Assieme alle favole classiche, a comporre una buona fetta della letteratura per l’infanzia concorrono poi le fiabe. Queste sono state tramandate oralmente per secoli, fino a quando qualcuno non decise di dar loro forma scritta, creando quei capolavori che ancora oggi i nostri bambini adorano. E’ questo il caso del francese Charles Perrault, autore del celebre libro di fiabe noto come “I racconti di Mamma Oca”, raccolta di undici fiabe fra cui “Cappuccetto Rosso”, “Barbablù”, “La bella addormentata”, “Pollicino”, “Cenerentola” e “Il gatto con gli stivali”. Autore di celebri favole è anche La Fontaine, erede della tradizione inaugurata da Esopo e Fedro; fra le sue favole più celebri “Il gallo e la volpe”, “Il corvo e la volpe”, “Il gatto e la tigre”. Una citazione ai celebri fratelli Grimm è poi obbligatoria: essi diedero nuova vita a fiabe tradizionali quali Biancaneve; “Cappuccetto Rosso; “Cenerentola; “Hänsel e Gretel”; “Il lupo e i sette capretti”; “Il principe ranocchio”; “Pollicino” e “Raperonzolo”.
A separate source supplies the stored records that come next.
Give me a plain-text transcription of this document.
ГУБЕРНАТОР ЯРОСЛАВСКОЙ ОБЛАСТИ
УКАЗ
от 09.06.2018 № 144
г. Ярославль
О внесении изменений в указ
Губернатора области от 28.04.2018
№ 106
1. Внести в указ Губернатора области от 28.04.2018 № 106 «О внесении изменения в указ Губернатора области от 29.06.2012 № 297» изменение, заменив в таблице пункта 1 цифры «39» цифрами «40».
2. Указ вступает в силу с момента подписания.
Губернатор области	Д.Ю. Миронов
Inventori di fiabe sono invece considerati il danese Hans Christian Andersen, autore di celebri capolavori quali “La sirenetta”, “Il tenace soldatino di stagno”, “Il brutto anatroccolo”, “La principessa sul pisello” e “La piccola fiammiferaia”; quindi l’italiano Collodi, celebre inventore di “Pinocchio”, al quale si deve anche la traduzione dal francese all’italiano dei racconti di Charles Perrault, pubblicati nella raccolta “I racconti delle fate“.

Ricordato ancora oggi per le sue favole è, tra l’altro, anche Lev Tolstoj, uno dei maggiori letterati, filosofi, scrittori e romanzieri dell’Ottocento. Scrisse: “Il corvo e il piccione”, “Il corvo e i suoi piccoli”, “I due cavalli” e “Il re e gli elefanti”.